Following the collapse of the Soviet Union in 1991, Cuba lost out on Kremlin funding that had been worth as much as £4bn per year. With the country no longer a serious security threat to the US, President Bill Clinton made fresh overtures to Havana. In February 1996, however, Cuba shot down two civilian planes in international airspace, killing one Cuban and three Americans. The US subsequently beefed up its embargo with the 1996 Helms-Burton Act, which expanded its scope to countries that traded with Cuba, and stated the embargo would not lift until Castro was replaced following free and fair elections.

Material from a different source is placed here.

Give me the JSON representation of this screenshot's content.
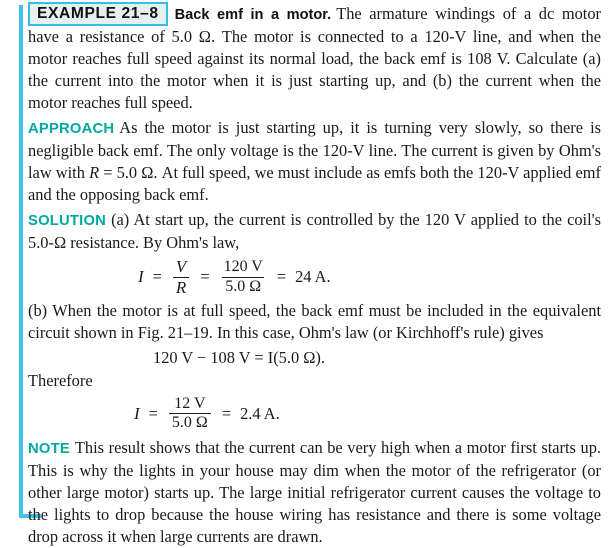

In 1999, tensions flared again when a Cuban boy, Elian Gonzalez, was picked up off the Florida coast after the refugee boat carrying him, his mother and stepfather capsised on its way to the US. Despite a campaign by anti-Castro Cuban exiles in the US to let him remain with relatives in Miami, Gonzalez was eventually returned to his father in Cuba the following year.
In 2001, five Cubans in Miami were convicted of spying for the Castro regime. Two of the “Cuban Five” were released after serving their sentences, the remaining three were released this week as part of the US-Cuban prisoner swap. When Raul Castro took control of the Cuban government in 2006, it appeared to present an opportunity for rapprochement. This week’s agreement was reached after more than a year of secret talks.
Significantly, Raul Castro and President Barack Obama were photographed shaking hands last December at the funeral of Nelson Mandela, a moment later celebrated by Fidel Castro in a newspaper editorial. If it was not the moment that started the thaw, the handshake was at least a hairdryer in the icebox.